Downer is focused on winning and delivering secure, long term service revenue and leveraging its expertise to drive margin expansion over time.Services businesses of the company provide high quality and predictable earnings base. Over the past few years, the company has witnessed a strong track record of meeting guidance by delivering healthy numbers.
Consecutive financial years hitting (or exceeding) guidance (Source: Company Reports)

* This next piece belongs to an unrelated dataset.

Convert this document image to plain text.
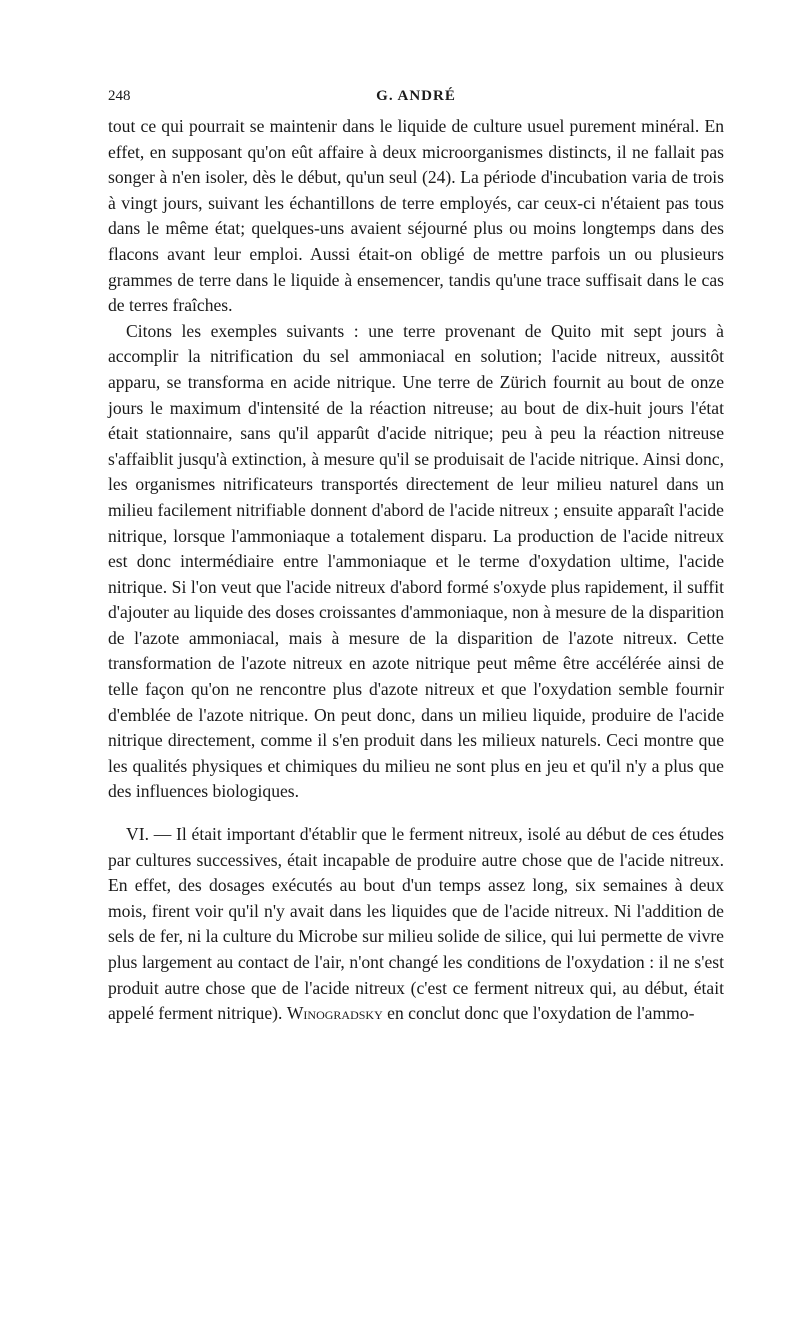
248	G. ANDRÉ

tout ce qui pourrait se maintenir dans le liquide de culture usuel purement minéral. En effet, en supposant qu'on eût affaire à deux microorganismes distincts, il ne fallait pas songer à n'en isoler, dès le début, qu'un seul (24). La période d'incubation varia de trois à vingt jours, suivant les échantillons de terre employés, car ceux-ci n'étaient pas tous dans le même état; quelques-uns avaient séjourné plus ou moins longtemps dans des flacons avant leur emploi. Aussi était-on obligé de mettre parfois un ou plusieurs grammes de terre dans le liquide à ensemencer, tandis qu'une trace suffisait dans le cas de terres fraîches.

Citons les exemples suivants : une terre provenant de Quito mit sept jours à accomplir la nitrification du sel ammoniacal en solution; l'acide nitreux, aussitôt apparu, se transforma en acide nitrique. Une terre de Zürich fournit au bout de onze jours le maximum d'intensité de la réaction nitreuse; au bout de dix-huit jours l'état était stationnaire, sans qu'il apparût d'acide nitrique; peu à peu la réaction nitreuse s'affaiblit jusqu'à extinction, à mesure qu'il se produisait de l'acide nitrique. Ainsi donc, les organismes nitrificateurs transportés directement de leur milieu naturel dans un milieu facilement nitrifiable donnent d'abord de l'acide nitreux ; ensuite apparaît l'acide nitrique, lorsque l'ammoniaque a totalement disparu. La production de l'acide nitreux est donc intermédiaire entre l'ammoniaque et le terme d'oxydation ultime, l'acide nitrique. Si l'on veut que l'acide nitreux d'abord formé s'oxyde plus rapidement, il suffit d'ajouter au liquide des doses croissantes d'ammoniaque, non à mesure de la disparition de l'azote ammoniacal, mais à mesure de la disparition de l'azote nitreux. Cette transformation de l'azote nitreux en azote nitrique peut même être accélérée ainsi de telle façon qu'on ne rencontre plus d'azote nitreux et que l'oxydation semble fournir d'emblée de l'azote nitrique. On peut donc, dans un milieu liquide, produire de l'acide nitrique directement, comme il s'en produit dans les milieux naturels. Ceci montre que les qualités physiques et chimiques du milieu ne sont plus en jeu et qu'il n'y a plus que des influences biologiques.

VI. — Il était important d'établir que le ferment nitreux, isolé au début de ces études par cultures successives, était incapable de produire autre chose que de l'acide nitreux. En effet, des dosages exécutés au bout d'un temps assez long, six semaines à deux mois, firent voir qu'il n'y avait dans les liquides que de l'acide nitreux. Ni l'addition de sels de fer, ni la culture du Microbe sur milieu solide de silice, qui lui permette de vivre plus largement au contact de l'air, n'ont changé les conditions de l'oxydation : il ne s'est produit autre chose que de l'acide nitreux (c'est ce ferment nitreux qui, au début, était appelé ferment nitrique). Winogradsky en conclut donc que l'oxydation de l'ammo-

Strong Operating Cash Flow: In 1H FY19, total revenue for the Group increased by $522.5 million, or 8.6%, to $6.6 billion.Statutory net profit after tax and before amortisation of acquired intangible assets (NPATA) stood at $163.4 million, up from $5.7 million and up 23.8% from underlying NPATA of $132.0 million in 1HFY19. Operating cash flow for 1H FY19 stood strong at $355.3 million, up 15.7% from pcp on the back of strong contract performance, distributions from equity accounted investment and contribution from acquisitions, representing cash conversion of 90.7% of adjusted EBITDA.
The Group had liquidity of $1.4 billion comprising cash balances of $505.3 million and undrawn committed debt facilities of $855.0 million as on 31 December 2018.
Stock Recommendation: The stock has risen 19.76% on a YTD basis and trading at near to its 52-week high price of $8.170. At the current market price of $8.000, the stock is trading at 22.240x of earnings multiple. Hence, considering the aforesaid facts and current trading level, we recommend a “Hold” rating on the stock at the current market price of $8.000 per share (up 0.503% on 17 May 2019).